'Oh, stay there!' a voice said close to her ear. 'Rest there—pale tired child—pale tired little child!'

That moment seemed to last an eternity. He held her close, cherishing and protecting her from the cold—not kissing her—till at length she looked up with bright eyes, shining through happy tears.

'Are you sure at last?' she said, strangely enough, speaking out of the far depths of her own thought to his.

'Sure!' he said, his expression changing. 'What can I be sure of? I am sure that I am not worth your loving, sure that I am poor, insignificant, obscure, that if you give yourself to me you will be miserably throwing yourself away!'

She looked at him, still smiling, a white sorceress weaving spells about him in the darkness. He drew her lightly gloved hand through his arm, holding the fragile fingers close in his, and they moved on.

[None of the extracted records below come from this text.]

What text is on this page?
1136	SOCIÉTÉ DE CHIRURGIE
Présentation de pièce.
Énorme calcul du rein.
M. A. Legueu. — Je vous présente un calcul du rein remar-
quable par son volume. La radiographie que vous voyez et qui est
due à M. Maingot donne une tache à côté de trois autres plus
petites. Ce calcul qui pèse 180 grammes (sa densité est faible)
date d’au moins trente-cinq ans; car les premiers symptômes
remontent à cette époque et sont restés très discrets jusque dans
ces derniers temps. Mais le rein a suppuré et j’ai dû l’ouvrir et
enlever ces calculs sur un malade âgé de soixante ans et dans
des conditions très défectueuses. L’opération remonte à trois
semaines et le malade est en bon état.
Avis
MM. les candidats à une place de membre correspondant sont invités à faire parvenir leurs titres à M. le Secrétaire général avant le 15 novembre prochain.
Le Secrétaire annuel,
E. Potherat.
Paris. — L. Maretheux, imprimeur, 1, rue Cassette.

'Do you know,' he repeated—a tone of intense melancholy replacing the tone of passion,—'how little I have to give you?'

'I know,' she answered, her face turned shyly away from him, her words coming from under the fur hood which had fallen forward a little. 'I know that—that—you are not rich, that you distrust yourself, that——'

'Oh, hush,' he said, and his voice was full of pain. 'You know so little; let me paint myself. I have lived alone, for myself, in myself, till sometimes there seems to be hardly anything left in me to love or be loved; nothing but a brain, a machine that exists only for certain selfish ends. My habits are the tyrants of years; and at Murewell, though I loved you there, they were strong enough to carry me away from you. There is something paralysing in me, which is always forbidding me to feel, to will. Sometimes I think it is an actual physical disability—the horror that is in me of change, of movement, of effort. Can you bear with me? Can you be poor? Can you live a life of monotony? Oh, impossible!' he broke out, almost putting her hand away from him. 'You, who ought to be a queen of this world, for whom everything bright and brilliant is waiting if you will but stretch out your hand to it. It is a crime—an infamy—that I should be speaking to you like this!'

Rose raised her head. A passing light shone upon her. She was trembling and pale again, but her eyes were unchanged.